Читаем Давид полностью

Зал манежа был полупустым. Многие депутаты монтаньяры уехали с поручением Конвента в армию и в отдаленные департаменты страны. Жирондисты имели решающее большинство и воспользовались этим. То, что происходило сейчас, в Конвенте, уже не было похоже на политическую борьбу, столкновение мнений. Это была самая откровенная травля человека, виновного только в том, что он честнее и беспощаднее других боролся за дело патриотов. Лоск и выдержка начисто покинули жирондистов. Перепуганные, озлобленные, они в самом деле походили на разоблаченных изменников, думающих лишь о том, чтобы свести счеты с тем, кто осмелился сказать о них правду. Давид видел поднятые кулаки, трясущиеся от злобы подбородки, слышал проклятия. И это Конвент, бывший в воображении Давида живым подобием античных ареопагов и сенатов! Сидящие рядом с Давидом монтаньяры были бессильны остановить разбушевавшуюся бурю, их было так мало сегодня. Давид чувствовал, что перестает владеть собой. Воспользоваться отсутствием лучших людей Конвента и устроить это наглое судилище, которое может привести Марата к смерти, это ли не предательство, перед которым меркнет предательство сыновей Брута!
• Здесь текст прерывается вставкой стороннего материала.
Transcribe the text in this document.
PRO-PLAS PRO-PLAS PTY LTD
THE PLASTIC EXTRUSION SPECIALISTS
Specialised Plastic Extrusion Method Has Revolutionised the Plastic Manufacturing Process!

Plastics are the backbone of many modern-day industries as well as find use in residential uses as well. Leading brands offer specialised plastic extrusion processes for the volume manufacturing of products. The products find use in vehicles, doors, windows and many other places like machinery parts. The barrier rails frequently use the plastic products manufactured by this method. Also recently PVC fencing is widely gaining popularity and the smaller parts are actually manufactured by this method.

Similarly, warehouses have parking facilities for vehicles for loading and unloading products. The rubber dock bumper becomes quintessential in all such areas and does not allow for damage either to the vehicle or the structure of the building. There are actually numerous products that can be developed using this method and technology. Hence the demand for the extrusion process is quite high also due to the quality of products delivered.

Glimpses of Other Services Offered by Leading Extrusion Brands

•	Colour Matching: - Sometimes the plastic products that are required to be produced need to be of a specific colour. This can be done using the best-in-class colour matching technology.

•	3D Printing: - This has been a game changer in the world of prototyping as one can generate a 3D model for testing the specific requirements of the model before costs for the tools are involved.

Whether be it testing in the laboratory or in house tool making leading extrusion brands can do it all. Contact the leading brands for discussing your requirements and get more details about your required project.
Петион, с налитым кровью лицом, гремел с трибуны, указывая пальцем на Марата:

— Пришло время изгнать из наших стен этих наглецов и извергов, позорящих нас и угрожающих нам кинжалами убийц!..
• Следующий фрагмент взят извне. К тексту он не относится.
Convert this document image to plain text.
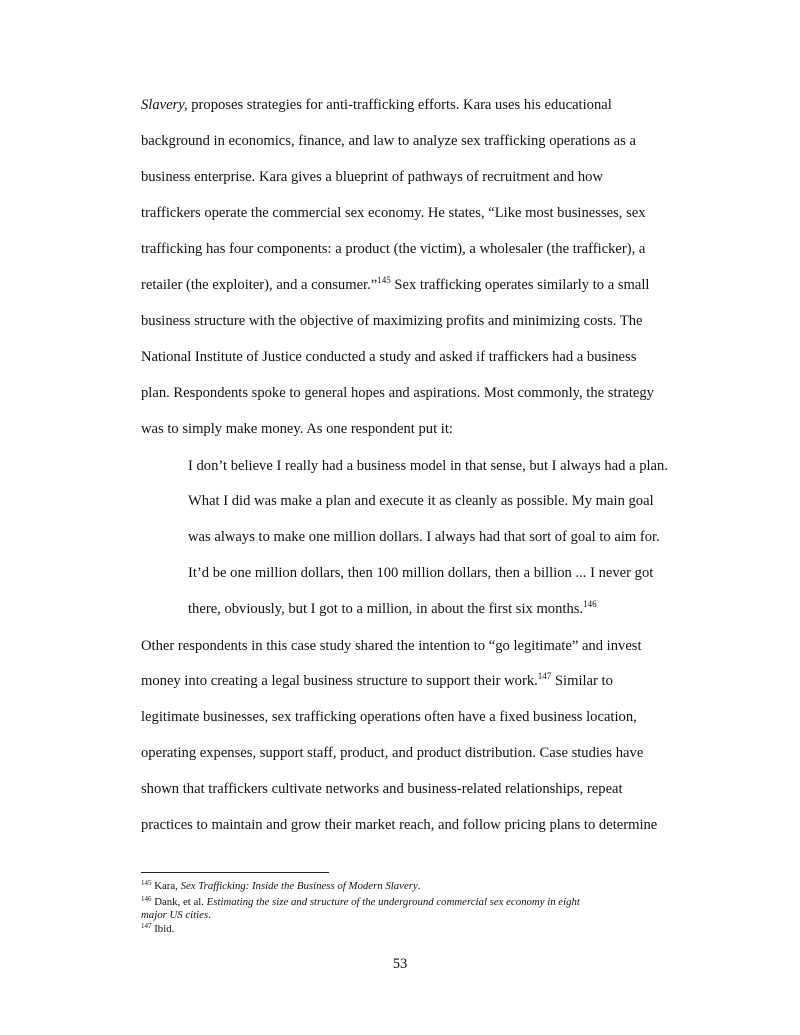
Slavery, proposes strategies for anti-trafficking efforts. Kara uses his educational
background in economics, finance, and law to analyze sex trafficking operations as a
business enterprise. Kara gives a blueprint of pathways of recruitment and how
traffickers operate the commercial sex economy. He states, “Like most businesses, sex
trafficking has four components: a product (the victim), a wholesaler (the trafficker), a
retailer (the exploiter), and a consumer.”$^{145}$ Sex trafficking operates similarly to a small
business structure with the objective of maximizing profits and minimizing costs. The
National Institute of Justice conducted a study and asked if traffickers had a business
plan. Respondents spoke to general hopes and aspirations. Most commonly, the strategy
was to simply make money. As one respondent put it:
I don’t believe I really had a business model in that sense, but I always had a plan.
What I did was make a plan and execute it as cleanly as possible. My main goal
was always to make one million dollars. I always had that sort of goal to aim for.
It’d be one million dollars, then 100 million dollars, then a billion ... I never got
there, obviously, but I got to a million, in about the first six months.$^{146}$
Other respondents in this case study shared the intention to “go legitimate” and invest
money into creating a legal business structure to support their work.$^{147}$ Similar to
legitimate businesses, sex trafficking operations often have a fixed business location,
operating expenses, support staff, product, and product distribution. Case studies have
shown that traffickers cultivate networks and business-related relationships, repeat
practices to maintain and grow their market reach, and follow pricing plans to determine
$^{145}$ Kara, Sex Trafficking: Inside the Business of Modern Slavery.
$^{146}$ Dank, et al. Estimating the size and structure of the underground commercial sex economy in eight
major US cities.
$^{147}$ Ibid.
53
— Это вы, это вы убийцы, — неожиданно раздался хриплый пронзительный голос Марата. Он встал во весь свой небольшой рост, озираясь, как затравленный зверь, и вцепившись в рукоять торчавшего у него за поясом кинжала.
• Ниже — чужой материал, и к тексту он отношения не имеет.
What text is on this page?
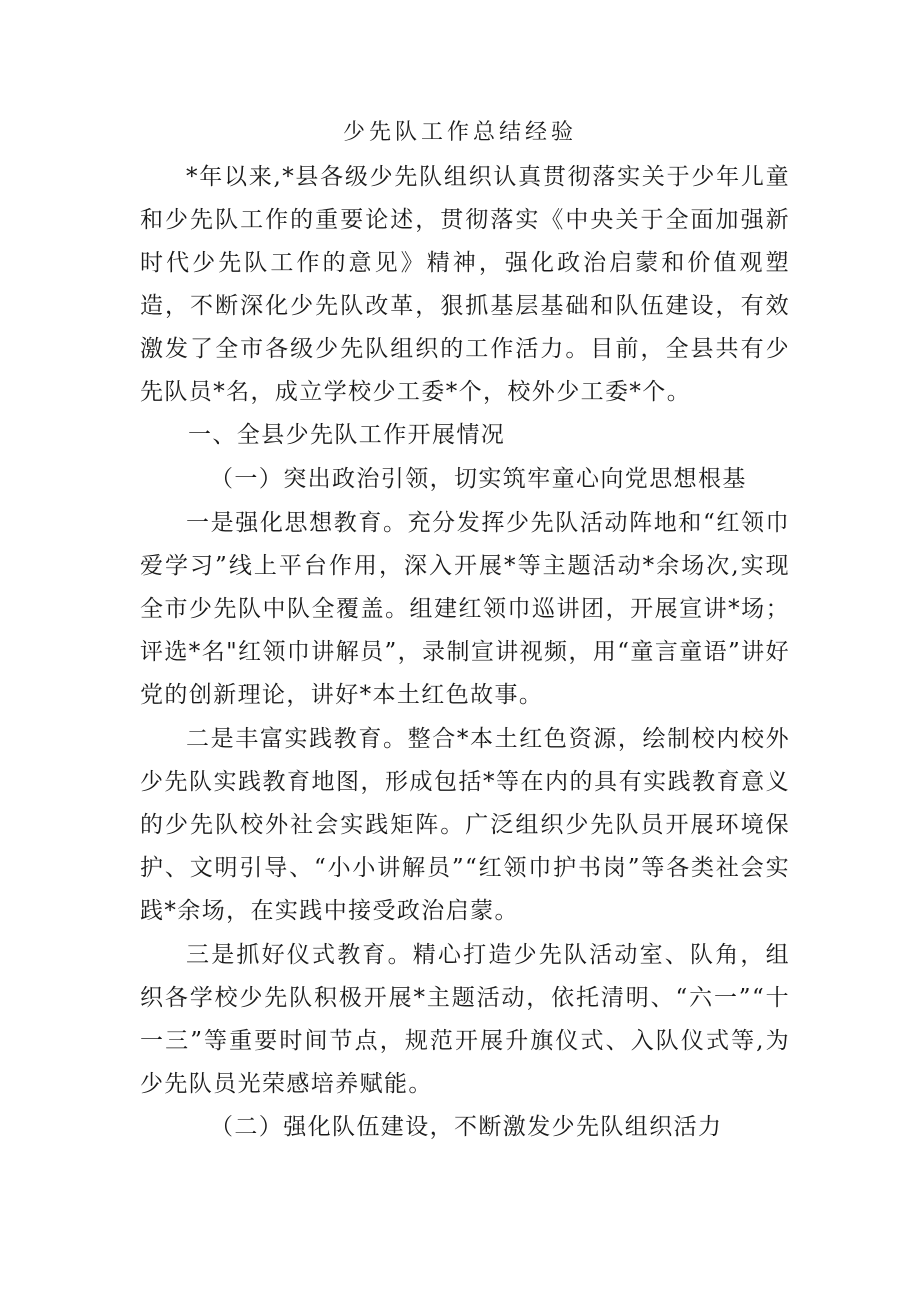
少先队工作总结经验

*年以来,*县各级少先队组织认真贯彻落实关于少年儿童和少先队工作的重要论述，贯彻落实《中央关于全面加强新时代少先队工作的意见》精神，强化政治启蒙和价值观塑造，不断深化少先队改革，狠抓基层基础和队伍建设，有效激发了全市各级少先队组织的工作活力。目前，全县共有少先队员*名，成立学校少工委*个，校外少工委*个。

一、全县少先队工作开展情况

（一）突出政治引领，切实筑牢童心向党思想根基

一是强化思想教育。充分发挥少先队活动阵地和“红领巾爱学习”线上平台作用，深入开展*等主题活动*余场次,实现全市少先队中队全覆盖。组建红领巾巡讲团，开展宣讲*场；评选*名"红领巾讲解员”，录制宣讲视频，用“童言童语”讲好党的创新理论，讲好*本土红色故事。

二是丰富实践教育。整合*本土红色资源，绘制校内校外少先队实践教育地图，形成包括*等在内的具有实践教育意义的少先队校外社会实践矩阵。广泛组织少先队员开展环境保护、文明引导、“小小讲解员”“红领巾护书岗”等各类社会实践*余场，在实践中接受政治启蒙。

三是抓好仪式教育。精心打造少先队活动室、队角，组织各学校少先队积极开展*主题活动，依托清明、“六一”“十一三”等重要时间节点，规范开展升旗仪式、入队仪式等,为少先队员光荣感培养赋能。

（二）强化队伍建设，不断激发少先队组织活力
Слепящая ярость ударила в голову Давида, последние остатки самообладания его покинули. Цепляясь каблуками за ножки скамеек, он бросился вниз к трибуне; как сквозь мглу, видел удивленные лица депутатов. Распорядитель с металлическим знаком на груди загородил дорогу. Давид оттолкнул его плечом. Давиду казалось, сейчас он скажет какие-то убийственные слова Петиону, бросит ему в лицо резкие и убедительные обвинения, но с дрожащих губ срывались лишь бессвязные, гневные фразы:

— Я требую, чтобы вы убили меня… Свобода восторжествует!.. — Он захлебнулся, увидев прямо перед собой холодные, насмешливые глаза Петиона.

Видимо, тот понял, что может извлечь выгоду из горячности Давида, и решил сохранить спокойствие. Петион демонстративно пожал плечами.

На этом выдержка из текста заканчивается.